After winning the Legends Classic in Brooklyn with wins over Georgia and Georgetown, the Hoosiers return home to play Ball State. Ball State was Indiana's top mid-major program from the late 1980s until the rise of Butler and Valparaiso in the late 1990s. BSU made five NCAA appearances in ten seasons from 1986 through 1995. Most memorably, the Cardinals beat Pitt at the Hoosier Dome in the first round of the Tournament in 1989, and the next season, even though coach Rick Majerus left for Utah, Ball State upset Gary Payton-led Oregon State in the first round and Louisville in the second round before giving eventual NCAA champion UNLV its only close call of the 1990 tournament. This isn't that Ball State. The Cardinals last played in the NCAA Tournament in 2000, and haven't played in a postseason tournament since the 2002 NIT. As is noted above, IU has a big lead in the overall series between these programs, and the only loss game in 1937-38. The Cardinals' coach in that game was IU alumnus Branch McCracken. When Everett Dean left for Stanford following the 1938 season, IU hired McCracken, and he led IU to its first NCAA title in his second season.

Thus far, the Cardinals are led in scoring by Majok Majok, a junior college transfer from Australia. He also leads the Cards with 10 rebounds per game. Guard Jesse Berry, from Lafayette Jefferson, is scoring 12 points per game and is shooting 38 percent from three point range. Marcus Posley is Ball State's assist leader. Over the years, Taylor's Ball State teams have tended to be better on defense than on offense, and have done a particularly good job forcing turnovers. This season is no exception. Ball State's opponents have turned the ball over on a quarter of their possessions. The Cards also are excelling on the defensive boards so far this season, holding their opponents to 21 percent on offensive rebound opportunities. Unfortunately for Ball State, their three point field goal defense has been a major liability to this point. Ball State's opponents are shooting 40 percent from deep this season, which is barely worse than their excellent 2-point field goal defense total (40.2).
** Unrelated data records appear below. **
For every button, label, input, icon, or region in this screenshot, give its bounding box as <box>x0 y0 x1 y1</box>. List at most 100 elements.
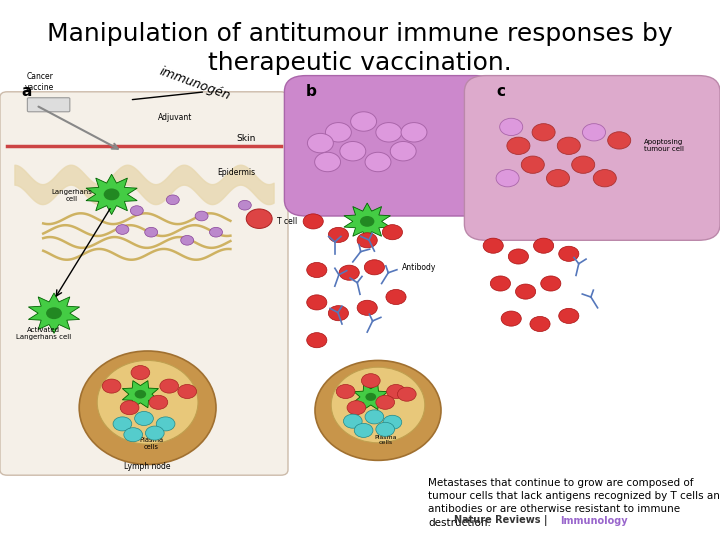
Polygon shape <box>344 203 390 240</box>
FancyBboxPatch shape <box>0 92 288 475</box>
Circle shape <box>507 137 530 154</box>
Circle shape <box>145 227 158 237</box>
Polygon shape <box>28 293 80 333</box>
Circle shape <box>343 414 362 428</box>
Circle shape <box>559 308 579 323</box>
Circle shape <box>390 141 416 161</box>
Circle shape <box>532 124 555 141</box>
Circle shape <box>315 152 341 172</box>
Text: Epidermis: Epidermis <box>217 168 256 177</box>
Circle shape <box>360 216 374 227</box>
Text: immunogén: immunogén <box>157 65 232 103</box>
Circle shape <box>181 235 194 245</box>
Circle shape <box>530 316 550 332</box>
Circle shape <box>120 401 139 415</box>
Circle shape <box>557 137 580 154</box>
Circle shape <box>401 123 427 142</box>
Circle shape <box>113 417 132 431</box>
FancyBboxPatch shape <box>27 98 70 112</box>
Circle shape <box>386 289 406 305</box>
Circle shape <box>521 156 544 173</box>
Ellipse shape <box>331 367 425 443</box>
Circle shape <box>483 238 503 253</box>
Circle shape <box>210 227 222 237</box>
Circle shape <box>376 395 395 409</box>
Text: Immunology: Immunology <box>560 516 628 526</box>
Circle shape <box>357 233 377 248</box>
Circle shape <box>541 276 561 291</box>
Text: Metastases that continue to grow are composed of
tumour cells that lack antigens: Metastases that continue to grow are com… <box>428 478 720 528</box>
Circle shape <box>361 374 380 388</box>
Circle shape <box>351 112 377 131</box>
Circle shape <box>328 227 348 242</box>
Circle shape <box>307 133 333 153</box>
Circle shape <box>160 379 179 393</box>
Text: Plasma
cells: Plasma cells <box>374 435 397 446</box>
Circle shape <box>195 211 208 221</box>
Text: Activated
Langerhans cell: Activated Langerhans cell <box>16 327 71 340</box>
Circle shape <box>124 428 143 442</box>
Circle shape <box>347 401 366 415</box>
Text: Plasma
cells: Plasma cells <box>139 437 163 450</box>
Circle shape <box>516 284 536 299</box>
Circle shape <box>496 170 519 187</box>
Circle shape <box>364 260 384 275</box>
Circle shape <box>357 300 377 315</box>
Ellipse shape <box>315 361 441 460</box>
Circle shape <box>238 200 251 210</box>
Text: Adjuvant: Adjuvant <box>158 112 193 122</box>
Circle shape <box>307 295 327 310</box>
Polygon shape <box>122 381 158 408</box>
Circle shape <box>116 225 129 234</box>
Circle shape <box>145 426 164 440</box>
FancyBboxPatch shape <box>464 76 720 240</box>
Circle shape <box>582 124 606 141</box>
Circle shape <box>376 123 402 142</box>
Circle shape <box>328 306 348 321</box>
Circle shape <box>246 209 272 228</box>
Circle shape <box>559 246 579 261</box>
Circle shape <box>336 384 355 399</box>
Circle shape <box>135 411 153 426</box>
Circle shape <box>500 118 523 136</box>
Circle shape <box>149 395 168 409</box>
Circle shape <box>46 307 62 319</box>
Circle shape <box>156 417 175 431</box>
Circle shape <box>572 156 595 173</box>
Circle shape <box>382 225 402 240</box>
Text: Skin: Skin <box>236 134 256 143</box>
Circle shape <box>397 387 416 401</box>
Circle shape <box>166 195 179 205</box>
Circle shape <box>135 390 146 399</box>
Polygon shape <box>354 384 388 410</box>
Polygon shape <box>86 174 138 214</box>
Text: Langerhans
cell: Langerhans cell <box>52 189 92 202</box>
Circle shape <box>608 132 631 149</box>
Circle shape <box>307 333 327 348</box>
Circle shape <box>102 379 121 393</box>
Circle shape <box>501 311 521 326</box>
Circle shape <box>593 170 616 187</box>
Circle shape <box>339 265 359 280</box>
Circle shape <box>325 123 351 142</box>
Circle shape <box>508 249 528 264</box>
Text: therapeutic vaccination.: therapeutic vaccination. <box>208 51 512 75</box>
Text: Nature Reviews |: Nature Reviews | <box>454 516 551 526</box>
Circle shape <box>365 410 384 424</box>
Circle shape <box>376 422 395 436</box>
Text: Cancer
vaccine: Cancer vaccine <box>25 72 54 92</box>
Circle shape <box>303 214 323 229</box>
Circle shape <box>354 423 373 437</box>
Text: c: c <box>497 84 505 99</box>
Circle shape <box>340 141 366 161</box>
Circle shape <box>387 384 405 399</box>
Circle shape <box>131 366 150 380</box>
Circle shape <box>366 393 376 401</box>
Circle shape <box>365 152 391 172</box>
Text: Manipulation of antitumour immune responses by: Manipulation of antitumour immune respon… <box>48 22 672 45</box>
Ellipse shape <box>97 361 198 444</box>
Circle shape <box>130 206 143 215</box>
Circle shape <box>546 170 570 187</box>
Text: a: a <box>22 84 32 99</box>
Circle shape <box>490 276 510 291</box>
With any game against an in-state foe, I look at the roster and count the native Hoosiers. In Ball State's case, there are seven on the roster. All of them would be quite fired up to be playing in Assembly Hall under any circumstance, let alone against the nation's number one team. That's always a risk, but the Hoosiers should be too much for the Cardinals today.